Anna Drozd, Bankier.tv: Potrzebujemy młodych ludzi, a już 4 miliony Polaków rozważa emigrację zarobkową.
Krzysztof Inglot, Work Service: Taki jest stan rzeczy. Spodziewaliśmy się wygładzenia tej krzywej emigracyjnej. Tego, że ta liczba ludzi, która zastanawia się nad emigracją w zeszłym roku już zaczynała nam schodzić. Gdyby cała emigracja związana z bezrobociem po studiach wyższych, te 100 tys. ludzi nie znalazło miejsca na rynku pracy, wydawało się, że już wyjechało, częściej z perspektywą osiedlania się na stałe.
Wydawało się, że to jest ten koniec polskiej emigracji, a tu, w tym roku, w tych badaniach z zeszłego tygodnia, wyszło, że pojawiła się całkiem nowa populacja emigracyjna. To znowu ludzie młodzi w wieku 18-35 lat, ale tym razem jest to emigracja związana z takim wahadłem. 28 procent badanych chciałoby wyjechać na 3 miesiące np. do Niemiec czy Wielkiej Brytanii i zarobić tyle, ile w Polsce zarobiliby przez 12 miesięcy pracy. Następnie wrócić do kraju, wydać pieniądze i za kilka miesięcy ponownie wyjechać do pracy. Wyczerpał się model emigracji kuli śnieżnej czy domina, a więc ludzi, którzy wyjeżdżali za granicę i ściągali swoich kolegów, którzy również się osiedlali.
Jak imigranci zmieniają rynek pracy w Polsce?

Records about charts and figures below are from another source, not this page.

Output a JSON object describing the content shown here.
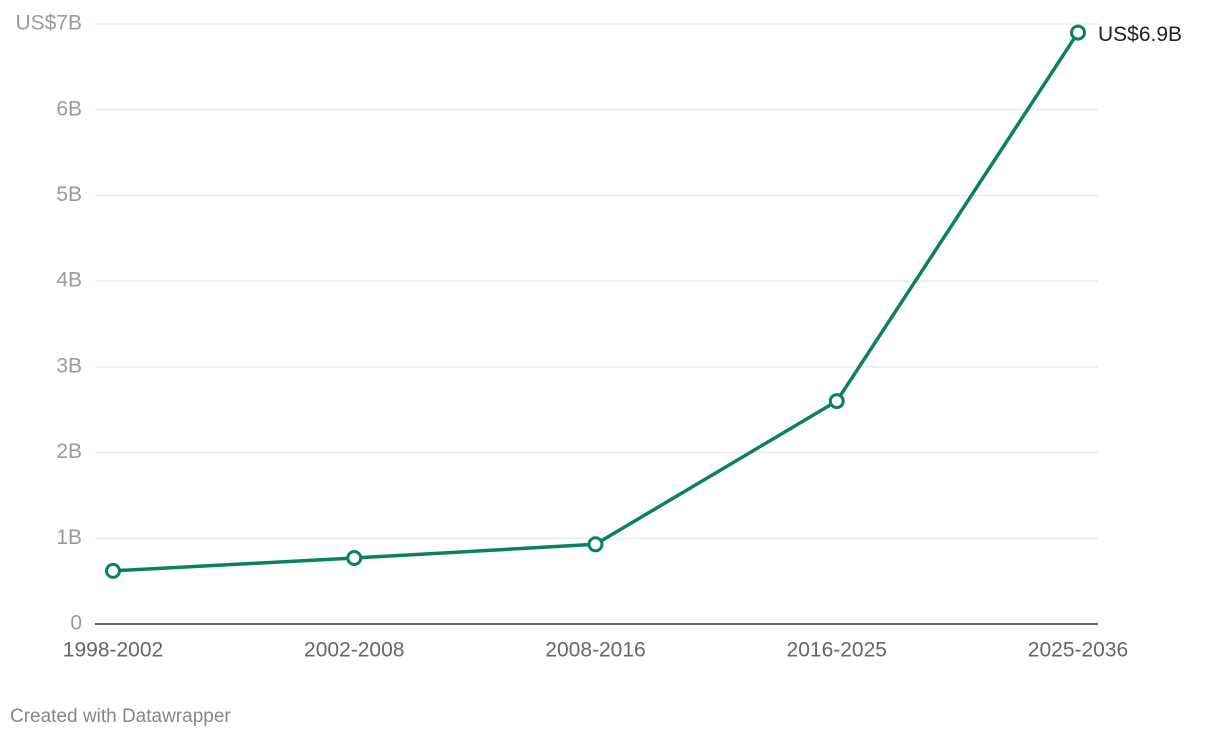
{
  "chart_data": {
    "type": "line",
    "categories": [
      "1998-2002",
      "2002-2008",
      "2008-2016",
      "2016-2025",
      "2025-2036"
    ],
    "series": [
      {
        "color": "#0b8062",
        "values": [
          0.62,
          0.77,
          0.93,
          2.6,
          6.9
        ],
        "value_labels": [
          null,
          null,
          null,
          null,
          "US$6.9B"
        ]
      }
    ],
    "ylim": [
      0,
      7
    ],
    "yticks": [
      0,
      {
        "value": 1,
        "label": "1B"
      },
      {
        "value": 2,
        "label": "2B"
      },
      {
        "value": 3,
        "label": "3B"
      },
      {
        "value": 4,
        "label": "4B"
      },
      {
        "value": 5,
        "label": "5B"
      },
      {
        "value": 6,
        "label": "6B"
      },
      {
        "value": 7,
        "label": "US$7B"
      }
    ],
    "grid": true,
    "credit": "Created with Datawrapper"
  }
}
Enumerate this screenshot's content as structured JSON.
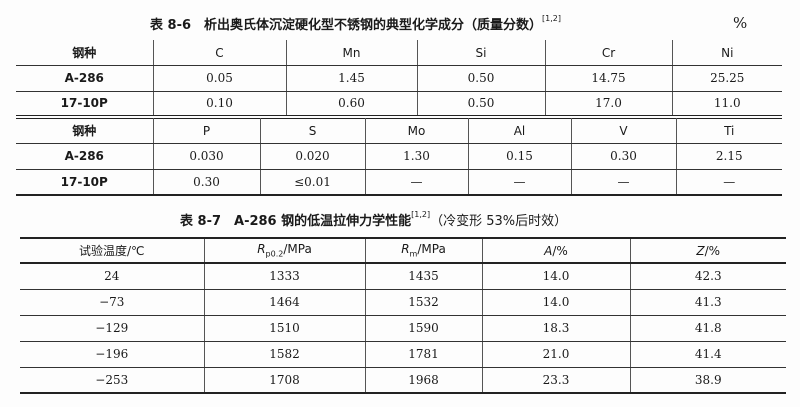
{
  "table_8_6": {
    "title": "表 8-6　析出奥氏体沉淀硬化型不锈钢的典型化学成分（质量分数）",
    "ref": "[1,2]",
    "unit": "%",
    "part1": {
      "headers": [
        "钢种",
        "C",
        "Mn",
        "Si",
        "Cr",
        "Ni"
      ],
      "rows": [
        [
          "A-286",
          "0.05",
          "1.45",
          "0.50",
          "14.75",
          "25.25"
        ],
        [
          "17-10P",
          "0.10",
          "0.60",
          "0.50",
          "17.0",
          "11.0"
        ]
      ]
    },
    "part2": {
      "headers": [
        "钢种",
        "P",
        "S",
        "Mo",
        "Al",
        "V",
        "Ti"
      ],
      "rows": [
        [
          "A-286",
          "0.030",
          "0.020",
          "1.30",
          "0.15",
          "0.30",
          "2.15"
        ],
        [
          "17-10P",
          "0.30",
          "≤0.01",
          "—",
          "—",
          "—",
          "—"
        ]
      ]
    }
  },
  "table_8_7": {
    "title": "表 8-7　A-286 钢的低温拉伸力学性能",
    "ref": "[1,2]",
    "note": "（冷变形 53%后时效）",
    "headers": {
      "temp": "试验温度/℃",
      "rp_symbol": "R",
      "rp_sub": "p0.2",
      "rp_unit": "/MPa",
      "rm_symbol": "R",
      "rm_sub": "m",
      "rm_unit": "/MPa",
      "a_symbol": "A",
      "a_unit": "/%",
      "z_symbol": "Z",
      "z_unit": "/%"
    },
    "rows": [
      [
        "24",
        "1333",
        "1435",
        "14.0",
        "42.3"
      ],
      [
        "−73",
        "1464",
        "1532",
        "14.0",
        "41.3"
      ],
      [
        "−129",
        "1510",
        "1590",
        "18.3",
        "41.8"
      ],
      [
        "−196",
        "1582",
        "1781",
        "21.0",
        "41.4"
      ],
      [
        "−253",
        "1708",
        "1968",
        "23.3",
        "38.9"
      ]
    ]
  }
}
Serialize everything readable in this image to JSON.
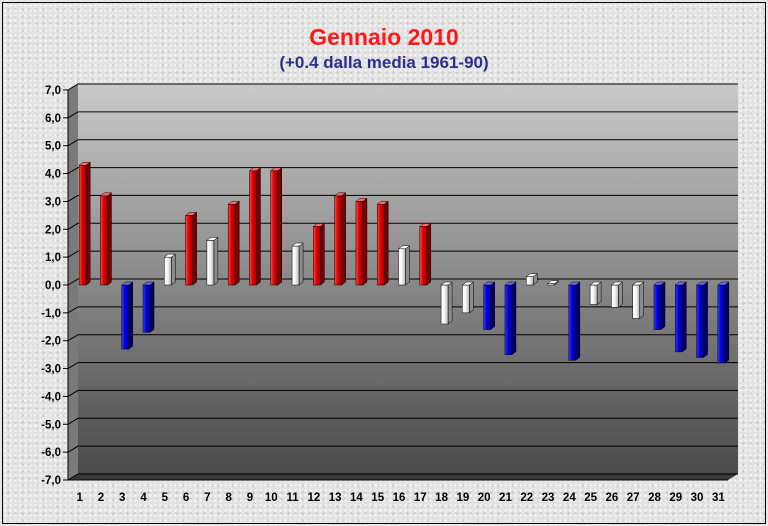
{
  "title": "Gennaio 2010",
  "subtitle": "(+0.4 dalla media 1961-90)",
  "colors": {
    "positive": "#ee0000",
    "negative": "#0000ee",
    "neutral": "#ffffff"
  },
  "chart_data": {
    "type": "bar",
    "title": "Gennaio 2010",
    "subtitle": "(+0.4 dalla media 1961-90)",
    "xlabel": "",
    "ylabel": "",
    "ylim": [
      -7,
      7
    ],
    "grid": true,
    "legend": "none",
    "y_ticks": [
      "7,0",
      "6,0",
      "5,0",
      "4,0",
      "3,0",
      "2,0",
      "1,0",
      "0,0",
      "-1,0",
      "-2,0",
      "-3,0",
      "-4,0",
      "-5,0",
      "-6,0",
      "-7,0"
    ],
    "categories": [
      "1",
      "2",
      "3",
      "4",
      "5",
      "6",
      "7",
      "8",
      "9",
      "10",
      "11",
      "12",
      "13",
      "14",
      "15",
      "16",
      "17",
      "18",
      "19",
      "20",
      "21",
      "22",
      "23",
      "24",
      "25",
      "26",
      "27",
      "28",
      "29",
      "30",
      "31"
    ],
    "values": [
      4.3,
      3.2,
      -2.3,
      -1.7,
      1.0,
      2.5,
      1.6,
      2.9,
      4.1,
      4.1,
      1.4,
      2.1,
      3.2,
      3.0,
      2.9,
      1.3,
      2.1,
      -1.4,
      -1.0,
      -1.6,
      -2.5,
      0.3,
      0.05,
      -2.7,
      -0.7,
      -0.8,
      -1.2,
      -1.6,
      -2.4,
      -2.6,
      -2.8
    ],
    "bar_colors": [
      "red",
      "red",
      "blue",
      "blue",
      "white",
      "red",
      "white",
      "red",
      "red",
      "red",
      "white",
      "red",
      "red",
      "red",
      "red",
      "white",
      "red",
      "white",
      "white",
      "blue",
      "blue",
      "white",
      "white",
      "blue",
      "white",
      "white",
      "white",
      "blue",
      "blue",
      "blue",
      "blue"
    ]
  }
}
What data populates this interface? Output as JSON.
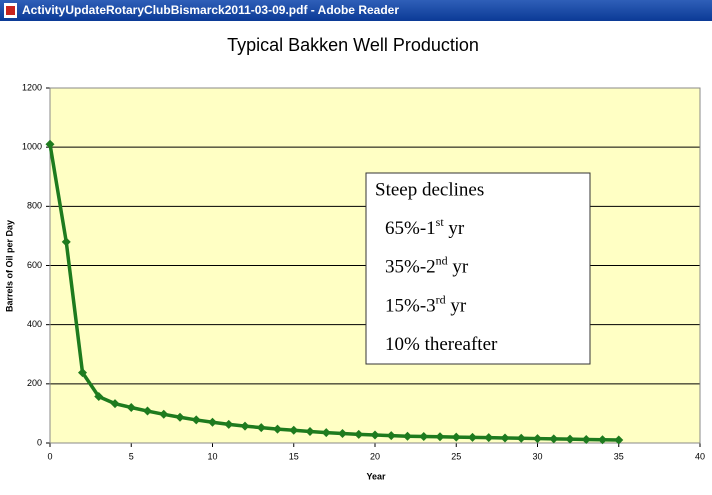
{
  "window_title": "ActivityUpdateRotaryClubBismarck2011-03-09.pdf - Adobe Reader",
  "chart_data": {
    "type": "line",
    "title": "Typical Bakken Well Production",
    "xlabel": "Year",
    "ylabel": "Barrels of Oil per Day",
    "x": [
      0,
      1,
      2,
      3,
      4,
      5,
      6,
      7,
      8,
      9,
      10,
      11,
      12,
      13,
      14,
      15,
      16,
      17,
      18,
      19,
      20,
      21,
      22,
      23,
      24,
      25,
      26,
      27,
      28,
      29,
      30,
      31,
      32,
      33,
      34,
      35
    ],
    "series": [
      {
        "color": "#1e7b1e",
        "values": [
          1010,
          680,
          238,
          157,
          133,
          120,
          108,
          97,
          87,
          78,
          70,
          63,
          57,
          52,
          47,
          43,
          39,
          35,
          32,
          29,
          27,
          25,
          23,
          22,
          21,
          20,
          19,
          18,
          17,
          16,
          15,
          14,
          13,
          12,
          11,
          10
        ]
      }
    ],
    "xlim": [
      0,
      40
    ],
    "xticks": [
      0,
      5,
      10,
      15,
      20,
      25,
      30,
      35,
      40
    ],
    "ylim": [
      0,
      1200
    ],
    "yticks": [
      0,
      200,
      400,
      600,
      800,
      1000,
      1200
    ],
    "grid": true,
    "annotation": {
      "heading": "Steep declines",
      "lines": [
        [
          "65%-1",
          "st",
          " yr"
        ],
        [
          "35%-2",
          "nd",
          " yr"
        ],
        [
          "15%-3",
          "rd",
          " yr"
        ],
        [
          "10% thereafter"
        ]
      ]
    }
  }
}
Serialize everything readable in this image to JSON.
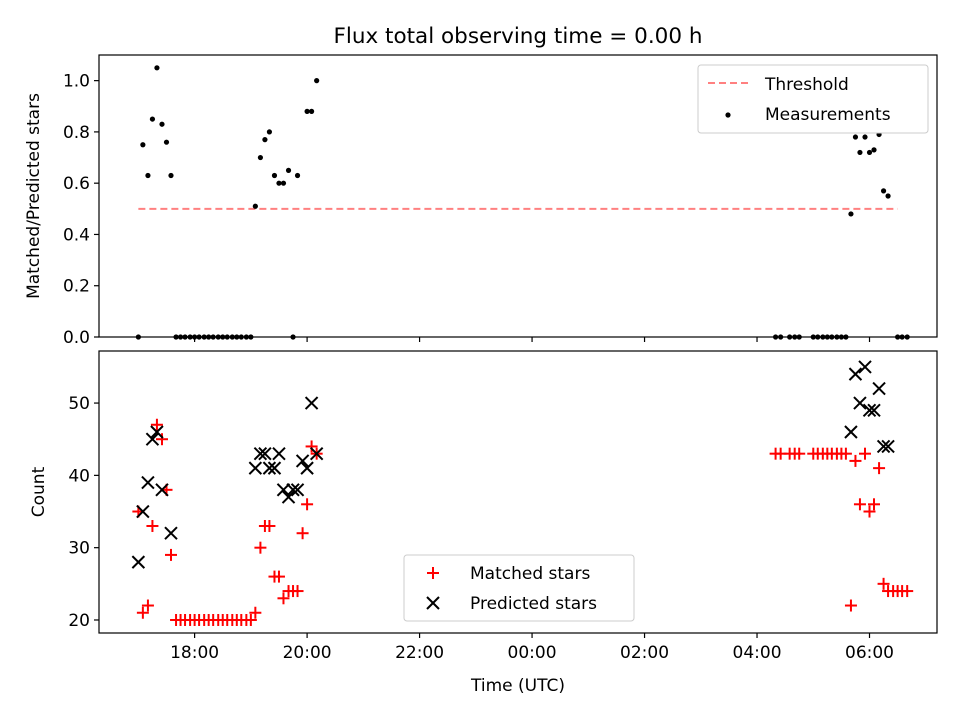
{
  "title": "Flux total observing time = 0.00 h",
  "colors": {
    "threshold": "#ff8080",
    "measurement": "#000000",
    "matched": "#ff0000",
    "predicted": "#000000"
  },
  "chart_data": [
    {
      "type": "scatter",
      "title": "Flux total observing time = 0.00 h",
      "xlabel": "",
      "ylabel": "Matched/Predicted stars",
      "x_unit": "hours since 2000-01-01 00:00 UTC (continuing past 24 into next day)",
      "xlim": [
        16.3,
        31.2
      ],
      "ylim": [
        0,
        1.1
      ],
      "yticks": [
        0.0,
        0.2,
        0.4,
        0.6,
        0.8,
        1.0
      ],
      "ytick_labels": [
        "0.0",
        "0.2",
        "0.4",
        "0.6",
        "0.8",
        "1.0"
      ],
      "legend": {
        "placement": "upper right",
        "entries": [
          "Threshold",
          "Measurements"
        ]
      },
      "threshold": {
        "name": "Threshold",
        "y": 0.5,
        "x": [
          17.0,
          30.5
        ],
        "style": "dashed"
      },
      "series": [
        {
          "name": "Measurements",
          "marker": "dot",
          "points": [
            [
              17.0,
              0.0
            ],
            [
              17.08,
              0.75
            ],
            [
              17.17,
              0.63
            ],
            [
              17.25,
              0.85
            ],
            [
              17.33,
              1.05
            ],
            [
              17.42,
              0.83
            ],
            [
              17.5,
              0.76
            ],
            [
              17.58,
              0.63
            ],
            [
              17.67,
              0.0
            ],
            [
              17.75,
              0.0
            ],
            [
              17.83,
              0.0
            ],
            [
              17.92,
              0.0
            ],
            [
              18.0,
              0.0
            ],
            [
              18.08,
              0.0
            ],
            [
              18.17,
              0.0
            ],
            [
              18.25,
              0.0
            ],
            [
              18.33,
              0.0
            ],
            [
              18.42,
              0.0
            ],
            [
              18.5,
              0.0
            ],
            [
              18.58,
              0.0
            ],
            [
              18.67,
              0.0
            ],
            [
              18.75,
              0.0
            ],
            [
              18.83,
              0.0
            ],
            [
              18.92,
              0.0
            ],
            [
              19.0,
              0.0
            ],
            [
              19.08,
              0.51
            ],
            [
              19.17,
              0.7
            ],
            [
              19.25,
              0.77
            ],
            [
              19.33,
              0.8
            ],
            [
              19.42,
              0.63
            ],
            [
              19.5,
              0.6
            ],
            [
              19.58,
              0.6
            ],
            [
              19.67,
              0.65
            ],
            [
              19.75,
              0.0
            ],
            [
              19.83,
              0.63
            ],
            [
              20.0,
              0.88
            ],
            [
              20.08,
              0.88
            ],
            [
              20.17,
              1.0
            ],
            [
              28.33,
              0.0
            ],
            [
              28.42,
              0.0
            ],
            [
              28.58,
              0.0
            ],
            [
              28.67,
              0.0
            ],
            [
              28.75,
              0.0
            ],
            [
              29.0,
              0.0
            ],
            [
              29.08,
              0.0
            ],
            [
              29.17,
              0.0
            ],
            [
              29.25,
              0.0
            ],
            [
              29.33,
              0.0
            ],
            [
              29.42,
              0.0
            ],
            [
              29.5,
              0.0
            ],
            [
              29.58,
              0.0
            ],
            [
              29.67,
              0.48
            ],
            [
              29.75,
              0.78
            ],
            [
              29.83,
              0.72
            ],
            [
              29.92,
              0.78
            ],
            [
              30.0,
              0.72
            ],
            [
              30.08,
              0.73
            ],
            [
              30.17,
              0.79
            ],
            [
              30.25,
              0.57
            ],
            [
              30.33,
              0.55
            ],
            [
              30.5,
              0.0
            ],
            [
              30.58,
              0.0
            ],
            [
              30.67,
              0.0
            ]
          ]
        }
      ]
    },
    {
      "type": "scatter",
      "title": "",
      "xlabel": "Time (UTC)",
      "ylabel": "Count",
      "x_unit": "hours since 2000-01-01 00:00 UTC (continuing past 24 into next day)",
      "xlim": [
        16.3,
        31.2
      ],
      "ylim": [
        18.2,
        57.2
      ],
      "yticks": [
        20,
        30,
        40,
        50
      ],
      "ytick_labels": [
        "20",
        "30",
        "40",
        "50"
      ],
      "xticks": [
        18,
        20,
        22,
        24,
        26,
        28,
        30
      ],
      "xtick_labels": [
        "18:00",
        "20:00",
        "22:00",
        "00:00",
        "02:00",
        "04:00",
        "06:00"
      ],
      "legend": {
        "placement": "lower center",
        "entries": [
          "Matched stars",
          "Predicted stars"
        ]
      },
      "series": [
        {
          "name": "Matched stars",
          "marker": "plus",
          "points": [
            [
              17.0,
              35
            ],
            [
              17.08,
              21
            ],
            [
              17.17,
              22
            ],
            [
              17.25,
              33
            ],
            [
              17.33,
              47
            ],
            [
              17.42,
              45
            ],
            [
              17.5,
              38
            ],
            [
              17.58,
              29
            ],
            [
              17.67,
              20
            ],
            [
              17.75,
              20
            ],
            [
              17.83,
              20
            ],
            [
              17.92,
              20
            ],
            [
              18.0,
              20
            ],
            [
              18.08,
              20
            ],
            [
              18.17,
              20
            ],
            [
              18.25,
              20
            ],
            [
              18.33,
              20
            ],
            [
              18.42,
              20
            ],
            [
              18.5,
              20
            ],
            [
              18.58,
              20
            ],
            [
              18.67,
              20
            ],
            [
              18.75,
              20
            ],
            [
              18.83,
              20
            ],
            [
              18.92,
              20
            ],
            [
              19.0,
              20
            ],
            [
              19.08,
              21
            ],
            [
              19.17,
              30
            ],
            [
              19.25,
              33
            ],
            [
              19.33,
              33
            ],
            [
              19.42,
              26
            ],
            [
              19.5,
              26
            ],
            [
              19.58,
              23
            ],
            [
              19.67,
              24
            ],
            [
              19.75,
              24
            ],
            [
              19.83,
              24
            ],
            [
              19.92,
              32
            ],
            [
              20.0,
              36
            ],
            [
              20.08,
              44
            ],
            [
              20.17,
              43
            ],
            [
              28.33,
              43
            ],
            [
              28.42,
              43
            ],
            [
              28.58,
              43
            ],
            [
              28.67,
              43
            ],
            [
              28.75,
              43
            ],
            [
              29.0,
              43
            ],
            [
              29.08,
              43
            ],
            [
              29.17,
              43
            ],
            [
              29.25,
              43
            ],
            [
              29.33,
              43
            ],
            [
              29.42,
              43
            ],
            [
              29.5,
              43
            ],
            [
              29.58,
              43
            ],
            [
              29.67,
              22
            ],
            [
              29.75,
              42
            ],
            [
              29.83,
              36
            ],
            [
              29.92,
              43
            ],
            [
              30.0,
              35
            ],
            [
              30.08,
              36
            ],
            [
              30.17,
              41
            ],
            [
              30.25,
              25
            ],
            [
              30.33,
              24
            ],
            [
              30.42,
              24
            ],
            [
              30.5,
              24
            ],
            [
              30.58,
              24
            ],
            [
              30.67,
              24
            ]
          ]
        },
        {
          "name": "Predicted stars",
          "marker": "x",
          "points": [
            [
              17.0,
              28
            ],
            [
              17.08,
              35
            ],
            [
              17.17,
              39
            ],
            [
              17.25,
              45
            ],
            [
              17.33,
              46
            ],
            [
              17.42,
              38
            ],
            [
              17.58,
              32
            ],
            [
              19.08,
              41
            ],
            [
              19.17,
              43
            ],
            [
              19.25,
              43
            ],
            [
              19.33,
              41
            ],
            [
              19.42,
              41
            ],
            [
              19.5,
              43
            ],
            [
              19.58,
              38
            ],
            [
              19.67,
              37
            ],
            [
              19.75,
              38
            ],
            [
              19.83,
              38
            ],
            [
              19.92,
              42
            ],
            [
              20.0,
              41
            ],
            [
              20.08,
              50
            ],
            [
              20.17,
              43
            ],
            [
              29.67,
              46
            ],
            [
              29.75,
              54
            ],
            [
              29.83,
              50
            ],
            [
              29.92,
              55
            ],
            [
              30.0,
              49
            ],
            [
              30.08,
              49
            ],
            [
              30.17,
              52
            ],
            [
              30.25,
              44
            ],
            [
              30.33,
              44
            ]
          ]
        }
      ]
    }
  ]
}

Szacujemy, że około miliona pracowników z Ukrainy pracuje w Polsce. Jeżeli nałożymy to na 16 milionów ogółu zatrudnionych, to jest to spora grupa, która częściowo bilansuje 2 miliony Polaków, którzy wyemigrowali z Polski. Ukraińcy to ludzie wykształceni, szybko wpisujący się w polski rynek pracy. Polska gospodarka opiera się w dużej mierze o siłę roboczą, wykwalifikowanych i kompetentnych ludzi, a imigranci z Ukrainy pomagają nam zachować ten potencjał.